5 февраля. Суббота.…Кн. Горчаков настаивал, чтобы государь потребовал письменного изложения мнений министров о настоящем положении дел и предстоящем нам образе действий, особенно же от министров финансов и военного. Он говорил, что в его лета слишком тяжело одному нести ответственность в столь серьезную эпоху; вместе с тем требовал, чтобы я предъявил сведения о положении наших военных сил и расходах, как уже произведенных по случаю мобилизации, так и предстоящих в случае войны.

8 февраля. Вторник.…Пред заседанием великий князь Константин Николаевич начал было меня убеждать в необходимости во что бы ни стало устранить войну. В начале совещания и кн. Горчаков, и сам государь заговорили в том же смысле. Однако ж государь пожелал, чтобы я прочел свою записку о военных наших силах, преимущественно в назидание канцлеру. Выслушав мое чтение, кн. Горчаков, видимо озадаченный приведенными в записке громадными цифрами наших сил, сознался, что он не знал, в каком размере мы уже развернули их; он попробовал обратить и эту справку в пользу своего тезиса, сказав, что при таких грозных силах нам нечего опасаться, что уступка с нашей стороны может быть приписана нашей слабости. Затем говорил Рей-терн, разумеется, в том смысле, что Россия окончательно погибнет не только в случае войны, но даже и тогда, если долго еще будем держать армии на военном положении» [198].

«Моральным виновником» войны в конечном счете был наследник престола, будущий Александр III. Он и его славянофильское окружение, ослепленное идеей быстрой и победоносной кампании против, как считалось, вконец ослабевшего противника, немало способствовали ее развязыванию. Между тем, как показало реальное течение боевых действий, русская армия, по меткому замечанию современника, испытала впечатления человека, «темной ночью налетевшего на стену». Уроки, извлеченные великим князем Александром Александровичем из этой трагической эпопеи, воспитали и многому научили наследника престола, сделав его «царем-миротворцем». В дальнейшем, за все годы своего правления, Александр III не позволил втянуть Россию в какую-либо военную авантюру.

История этой войны имеет свои и славные, и позорные страницы. Достигнутая победа оттеснила на задний план, размыла в историческом сознании поколений ее подлинный смысл и представление о небывало высокой цене, которой она досталась.

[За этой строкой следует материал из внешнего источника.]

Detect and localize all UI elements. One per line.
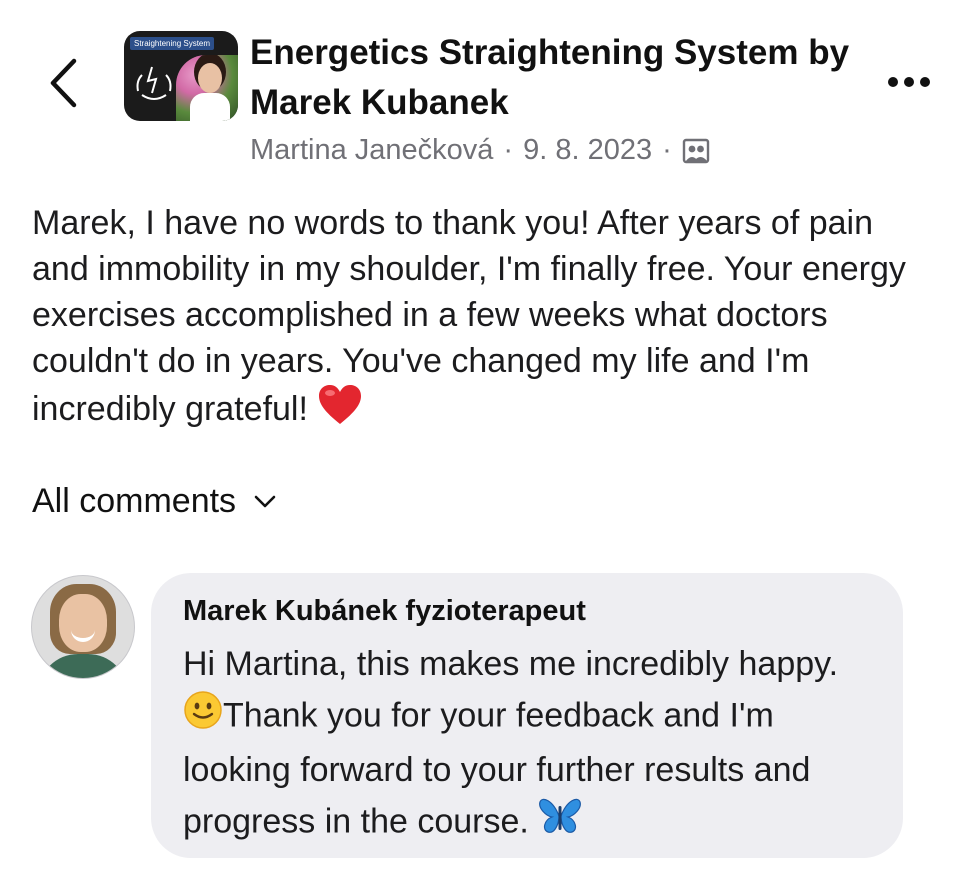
group-cover-photo <box>176 55 238 121</box>
butterfly-icon <box>538 796 582 851</box>
group-thumbnail[interactable]: Straightening System <box>124 31 238 121</box>
more-options-button[interactable] <box>884 70 934 94</box>
post-text: Marek, I have no words to thank you! Aft… <box>32 200 937 438</box>
group-title[interactable]: Energetics Straightening System by Marek… <box>250 28 850 128</box>
post-date: 9. 8. 2023 <box>523 134 653 166</box>
heart-icon <box>317 384 363 438</box>
comment-author[interactable]: Marek Kubánek fyzioterapeut <box>183 595 586 628</box>
back-button[interactable] <box>40 54 86 112</box>
energy-hands-icon <box>136 66 172 100</box>
post-meta: Martina Janečková · 9. 8. 2023 · <box>250 134 710 167</box>
comments-filter-dropdown[interactable]: All comments <box>32 482 276 521</box>
comment-text-part1: Hi Martina, this makes me incredibly hap… <box>183 645 839 683</box>
chevron-left-icon <box>50 58 77 108</box>
comments-filter-label: All comments <box>32 482 237 520</box>
group-thumbnail-label: Straightening System <box>130 37 215 50</box>
comment-text-part2: Thank you for your feedback and I'm look… <box>183 696 811 841</box>
meta-separator: · <box>662 134 672 166</box>
comment-bubble[interactable]: Marek Kubánek fyzioterapeut Hi Martina, … <box>151 573 903 858</box>
meta-separator: · <box>503 134 514 166</box>
post-author[interactable]: Martina Janečková <box>250 134 493 167</box>
more-horizontal-icon <box>888 77 898 87</box>
chevron-down-icon <box>254 495 276 507</box>
group-members-icon <box>682 138 709 163</box>
post-text-content: Marek, I have no words to thank you! Aft… <box>32 204 906 428</box>
comment-text: Hi Martina, this makes me incredibly hap… <box>183 639 883 851</box>
slightly-smiling-face-icon <box>183 690 223 745</box>
avatar[interactable] <box>31 575 135 679</box>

Противостояние двух армий было долгим и жестоким. Стороны несли ужасные потери, в том числе и по причине бестолковости военного командования. Наступил, наконец, такой момент, когда и физические силы войск, и моральный дух командиров были окончательно истощены.

Вопрос о выходе из войны и прекращении военных действий уже не просто витал в воздухе, а был поставлен на рассмотрение Военного совета действующей армии. Третья попытка взять штурмом осажденную Плевну окончилась провалом. Тогда настроение подавляющей части членов Генерального штаба выразил сам Александр II. Он заявил: «Надобно признать, что нынешняя кампания нам не удалась». — «Кто знает, — с горячностью возразил Милютин, — в каком положении сами турки! Каковы будут наши досада

и стыд, если мы потом узнаем, что отступили в то время, когда турки сами считали невозможным далее держаться в этом котле, обложенном со всех сторон нашими войсками» [199]. Доводы, изложенные Милютиным, возымели действие. И самое главное, слова его оказались пророческими. После нескольких дней осады турки капитулировали, выбросив белый флаг.

Решительный и искренний порыв Милютина сыграл поворотную роль в исходе всей Балканской кампании. Этот момент стал звездным часом в его судьбе. С тех пор он стал ближайшим к Александру II российским государственным деятелем, оттеснив Горчакова от рычагов управления внешней политикой России.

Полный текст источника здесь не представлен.